Princ. component Analy. (PCA) wrong method for my data??? please help :)

#1
Hi there guys i'm facing a statistics Problem and hope you might be able to help me out. (sorry for my english it isn't that good)
I want to analyse the Price of electricity in germany and have already bulid a dataset with 70 Variables
(Solarproduction, Windproduction, Nuclearproduction and so on all on same scale )

These Variables are all more or less correlated with the price and the dataset is about 20000 observations (hourly resolution)

Goal: find the variables that cluster together and those who are responsible for changes in the price variable.

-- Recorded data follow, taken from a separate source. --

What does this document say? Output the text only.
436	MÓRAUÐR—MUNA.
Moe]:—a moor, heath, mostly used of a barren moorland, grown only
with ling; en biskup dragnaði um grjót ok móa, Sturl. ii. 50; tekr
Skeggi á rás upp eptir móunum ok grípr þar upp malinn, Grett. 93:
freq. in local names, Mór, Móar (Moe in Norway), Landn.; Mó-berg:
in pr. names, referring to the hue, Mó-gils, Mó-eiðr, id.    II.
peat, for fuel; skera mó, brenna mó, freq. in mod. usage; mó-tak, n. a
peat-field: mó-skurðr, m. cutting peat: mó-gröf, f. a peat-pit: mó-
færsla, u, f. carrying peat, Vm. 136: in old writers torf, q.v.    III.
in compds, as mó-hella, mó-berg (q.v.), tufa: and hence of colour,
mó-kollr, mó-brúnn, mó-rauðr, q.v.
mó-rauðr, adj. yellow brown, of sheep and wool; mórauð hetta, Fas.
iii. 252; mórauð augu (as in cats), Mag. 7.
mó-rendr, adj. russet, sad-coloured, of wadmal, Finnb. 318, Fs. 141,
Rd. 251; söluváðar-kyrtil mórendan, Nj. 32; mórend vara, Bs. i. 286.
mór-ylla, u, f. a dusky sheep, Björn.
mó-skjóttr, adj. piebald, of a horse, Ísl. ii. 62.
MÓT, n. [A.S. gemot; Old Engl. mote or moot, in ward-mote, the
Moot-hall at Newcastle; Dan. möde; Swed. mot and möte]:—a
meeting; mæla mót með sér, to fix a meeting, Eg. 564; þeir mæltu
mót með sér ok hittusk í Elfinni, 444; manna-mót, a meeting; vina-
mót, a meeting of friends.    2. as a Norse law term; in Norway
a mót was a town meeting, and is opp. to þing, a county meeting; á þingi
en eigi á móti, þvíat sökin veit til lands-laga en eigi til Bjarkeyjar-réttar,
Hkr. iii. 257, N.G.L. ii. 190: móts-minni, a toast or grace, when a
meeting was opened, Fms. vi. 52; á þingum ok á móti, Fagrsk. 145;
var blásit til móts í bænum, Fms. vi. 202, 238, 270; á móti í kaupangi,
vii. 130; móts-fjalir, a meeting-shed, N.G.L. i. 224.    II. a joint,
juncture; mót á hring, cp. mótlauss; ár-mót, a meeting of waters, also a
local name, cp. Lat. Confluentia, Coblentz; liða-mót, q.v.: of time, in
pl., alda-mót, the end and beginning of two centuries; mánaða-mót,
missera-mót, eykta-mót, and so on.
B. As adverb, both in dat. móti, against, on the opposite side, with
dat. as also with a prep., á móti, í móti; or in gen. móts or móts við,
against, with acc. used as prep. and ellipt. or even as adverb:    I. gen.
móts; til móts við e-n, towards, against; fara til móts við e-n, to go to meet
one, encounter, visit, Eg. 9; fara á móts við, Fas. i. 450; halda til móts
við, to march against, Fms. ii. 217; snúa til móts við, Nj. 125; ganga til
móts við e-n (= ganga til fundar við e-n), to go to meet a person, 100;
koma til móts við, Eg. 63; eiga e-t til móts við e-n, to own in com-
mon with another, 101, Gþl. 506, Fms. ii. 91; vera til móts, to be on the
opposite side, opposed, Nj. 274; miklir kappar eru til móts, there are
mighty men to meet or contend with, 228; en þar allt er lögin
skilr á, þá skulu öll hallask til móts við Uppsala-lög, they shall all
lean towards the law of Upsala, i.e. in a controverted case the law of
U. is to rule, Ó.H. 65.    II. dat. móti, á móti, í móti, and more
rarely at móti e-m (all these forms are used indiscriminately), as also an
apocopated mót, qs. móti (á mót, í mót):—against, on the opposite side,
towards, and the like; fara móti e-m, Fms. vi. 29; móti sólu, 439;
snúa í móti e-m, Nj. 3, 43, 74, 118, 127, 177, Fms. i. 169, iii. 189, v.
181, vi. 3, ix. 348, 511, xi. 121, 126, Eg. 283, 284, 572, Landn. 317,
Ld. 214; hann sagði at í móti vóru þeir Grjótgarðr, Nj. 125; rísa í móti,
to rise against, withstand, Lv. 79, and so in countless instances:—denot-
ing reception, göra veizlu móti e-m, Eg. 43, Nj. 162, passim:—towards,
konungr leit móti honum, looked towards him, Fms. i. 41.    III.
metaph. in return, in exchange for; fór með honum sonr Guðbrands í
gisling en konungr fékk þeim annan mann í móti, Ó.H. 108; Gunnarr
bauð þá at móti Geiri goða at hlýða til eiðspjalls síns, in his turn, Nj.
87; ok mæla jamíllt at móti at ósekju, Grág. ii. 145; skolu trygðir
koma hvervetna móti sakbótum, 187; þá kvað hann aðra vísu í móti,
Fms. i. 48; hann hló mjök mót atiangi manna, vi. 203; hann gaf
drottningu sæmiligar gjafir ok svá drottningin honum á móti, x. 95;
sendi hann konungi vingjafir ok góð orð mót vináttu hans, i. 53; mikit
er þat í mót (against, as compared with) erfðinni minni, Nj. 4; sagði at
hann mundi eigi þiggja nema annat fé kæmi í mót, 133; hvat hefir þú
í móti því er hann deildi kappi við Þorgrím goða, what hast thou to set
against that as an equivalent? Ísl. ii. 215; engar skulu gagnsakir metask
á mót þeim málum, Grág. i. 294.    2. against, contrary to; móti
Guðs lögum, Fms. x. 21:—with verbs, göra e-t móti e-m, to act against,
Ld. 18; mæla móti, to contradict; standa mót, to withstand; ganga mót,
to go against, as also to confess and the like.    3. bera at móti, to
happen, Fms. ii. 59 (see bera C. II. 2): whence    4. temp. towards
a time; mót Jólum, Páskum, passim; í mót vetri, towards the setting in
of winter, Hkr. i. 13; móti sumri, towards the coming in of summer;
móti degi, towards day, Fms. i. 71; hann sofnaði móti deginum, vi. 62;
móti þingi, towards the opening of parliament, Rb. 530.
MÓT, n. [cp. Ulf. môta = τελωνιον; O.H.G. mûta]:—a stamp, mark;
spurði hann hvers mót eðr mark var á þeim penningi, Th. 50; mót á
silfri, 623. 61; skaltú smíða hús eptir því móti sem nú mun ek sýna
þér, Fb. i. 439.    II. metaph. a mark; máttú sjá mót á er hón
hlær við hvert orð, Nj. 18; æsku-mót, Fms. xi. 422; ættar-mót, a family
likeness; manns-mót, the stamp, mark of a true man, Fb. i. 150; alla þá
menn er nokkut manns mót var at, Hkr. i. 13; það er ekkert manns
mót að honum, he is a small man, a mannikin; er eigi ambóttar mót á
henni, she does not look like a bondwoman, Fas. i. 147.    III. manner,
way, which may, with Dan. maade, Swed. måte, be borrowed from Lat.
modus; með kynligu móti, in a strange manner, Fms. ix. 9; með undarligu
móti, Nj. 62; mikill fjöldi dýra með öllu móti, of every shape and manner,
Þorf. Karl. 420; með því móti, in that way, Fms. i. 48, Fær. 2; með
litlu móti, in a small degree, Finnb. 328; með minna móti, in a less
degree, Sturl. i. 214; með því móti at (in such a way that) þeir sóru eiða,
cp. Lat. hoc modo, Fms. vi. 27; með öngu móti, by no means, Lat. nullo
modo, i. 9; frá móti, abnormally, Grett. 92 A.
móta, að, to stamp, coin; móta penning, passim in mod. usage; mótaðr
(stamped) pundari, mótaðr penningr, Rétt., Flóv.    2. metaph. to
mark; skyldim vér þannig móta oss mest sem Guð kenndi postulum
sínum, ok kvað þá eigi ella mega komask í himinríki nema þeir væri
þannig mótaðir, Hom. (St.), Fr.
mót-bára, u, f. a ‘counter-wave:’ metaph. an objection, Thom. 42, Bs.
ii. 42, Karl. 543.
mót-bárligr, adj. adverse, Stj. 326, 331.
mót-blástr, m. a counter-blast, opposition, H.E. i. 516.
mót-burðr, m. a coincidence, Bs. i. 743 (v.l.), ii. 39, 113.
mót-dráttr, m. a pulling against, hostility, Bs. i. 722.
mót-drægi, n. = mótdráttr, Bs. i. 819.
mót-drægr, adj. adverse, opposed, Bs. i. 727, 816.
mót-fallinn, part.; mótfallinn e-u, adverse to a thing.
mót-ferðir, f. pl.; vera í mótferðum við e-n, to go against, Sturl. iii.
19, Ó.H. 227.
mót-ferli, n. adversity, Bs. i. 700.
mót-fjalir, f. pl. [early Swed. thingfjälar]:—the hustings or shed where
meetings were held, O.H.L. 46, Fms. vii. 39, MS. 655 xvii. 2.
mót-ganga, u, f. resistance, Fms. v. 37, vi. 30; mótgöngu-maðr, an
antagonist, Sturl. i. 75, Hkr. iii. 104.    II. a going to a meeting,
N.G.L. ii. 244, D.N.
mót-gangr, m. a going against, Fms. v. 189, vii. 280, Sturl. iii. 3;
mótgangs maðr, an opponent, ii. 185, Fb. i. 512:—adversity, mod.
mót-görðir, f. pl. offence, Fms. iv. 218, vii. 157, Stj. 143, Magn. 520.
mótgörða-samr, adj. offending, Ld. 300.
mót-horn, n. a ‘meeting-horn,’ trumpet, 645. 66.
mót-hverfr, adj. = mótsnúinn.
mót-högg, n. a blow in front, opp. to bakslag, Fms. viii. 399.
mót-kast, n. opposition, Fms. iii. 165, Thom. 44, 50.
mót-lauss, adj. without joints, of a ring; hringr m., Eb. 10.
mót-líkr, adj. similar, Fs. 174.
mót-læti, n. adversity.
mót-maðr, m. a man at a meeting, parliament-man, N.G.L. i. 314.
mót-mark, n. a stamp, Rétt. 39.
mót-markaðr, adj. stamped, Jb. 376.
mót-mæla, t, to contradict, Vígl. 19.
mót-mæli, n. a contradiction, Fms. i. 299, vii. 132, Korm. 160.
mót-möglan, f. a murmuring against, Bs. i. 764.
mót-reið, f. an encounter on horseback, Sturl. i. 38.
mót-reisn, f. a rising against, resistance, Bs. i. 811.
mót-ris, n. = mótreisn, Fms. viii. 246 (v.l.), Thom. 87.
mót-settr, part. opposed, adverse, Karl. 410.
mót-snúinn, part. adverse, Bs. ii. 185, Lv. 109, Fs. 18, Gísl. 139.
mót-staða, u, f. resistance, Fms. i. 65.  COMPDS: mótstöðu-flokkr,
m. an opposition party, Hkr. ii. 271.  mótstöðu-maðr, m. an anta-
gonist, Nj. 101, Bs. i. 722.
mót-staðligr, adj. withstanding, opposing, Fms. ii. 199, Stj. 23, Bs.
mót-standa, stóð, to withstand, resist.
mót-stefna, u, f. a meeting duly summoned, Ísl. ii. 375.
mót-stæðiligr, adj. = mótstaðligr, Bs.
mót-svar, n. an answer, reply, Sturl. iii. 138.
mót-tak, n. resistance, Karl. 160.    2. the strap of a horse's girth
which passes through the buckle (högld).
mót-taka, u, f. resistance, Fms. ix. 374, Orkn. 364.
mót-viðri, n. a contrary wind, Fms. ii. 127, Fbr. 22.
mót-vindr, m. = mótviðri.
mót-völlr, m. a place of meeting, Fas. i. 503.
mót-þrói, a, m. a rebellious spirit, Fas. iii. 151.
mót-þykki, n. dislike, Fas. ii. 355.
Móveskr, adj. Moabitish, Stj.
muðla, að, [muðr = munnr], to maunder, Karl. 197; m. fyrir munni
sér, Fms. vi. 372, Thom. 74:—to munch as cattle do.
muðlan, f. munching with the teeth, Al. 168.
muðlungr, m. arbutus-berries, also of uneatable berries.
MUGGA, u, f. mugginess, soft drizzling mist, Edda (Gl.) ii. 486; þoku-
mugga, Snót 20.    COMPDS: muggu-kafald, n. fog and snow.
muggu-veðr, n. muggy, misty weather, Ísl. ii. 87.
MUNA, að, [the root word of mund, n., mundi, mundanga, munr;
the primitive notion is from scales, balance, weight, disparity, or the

I am already aware what PCA does so you do not have to explain this to me.
Problem: If i am making my PCA i have a few issues: 1) my 1. PCA only describes 24 % of the variance and my second and third only around 15 % which isnt much
2) When trying to find clusters and dependencies in the factor map i also end up with no nice picture,
So i dont get a "Price is high" and "Price is low" cluster in any of these PC1/PC2 PC1/PC3 PC2/PC4 and so on plots
Further i thought i can get the important variables by looking at the PC1 and PC2 contribution. But also here my best Variables only have around 5% of PC1 and PC2 and so i cant tell which variables are important and which not:(


So what can i do to find the variables that cluster with high prices or are the variables that are responsible for the variance in the dataset
Am i considering to much/to uncorrelatet/to few variables ???
What am i doing wrong ?


I would be so happy if someone can help me a bit out :)
 

Karabiner

TS Contributor
#2
I don't know how important the "variables that cluster" objective is. Regarding the "which variables are important"
part you could resort to linear regression approaches which deal with large numbers of predictors i.e. regularization
techniques such as Ridge regression, or the Lasso.

Just my 2pence

With kind regards

Karabiner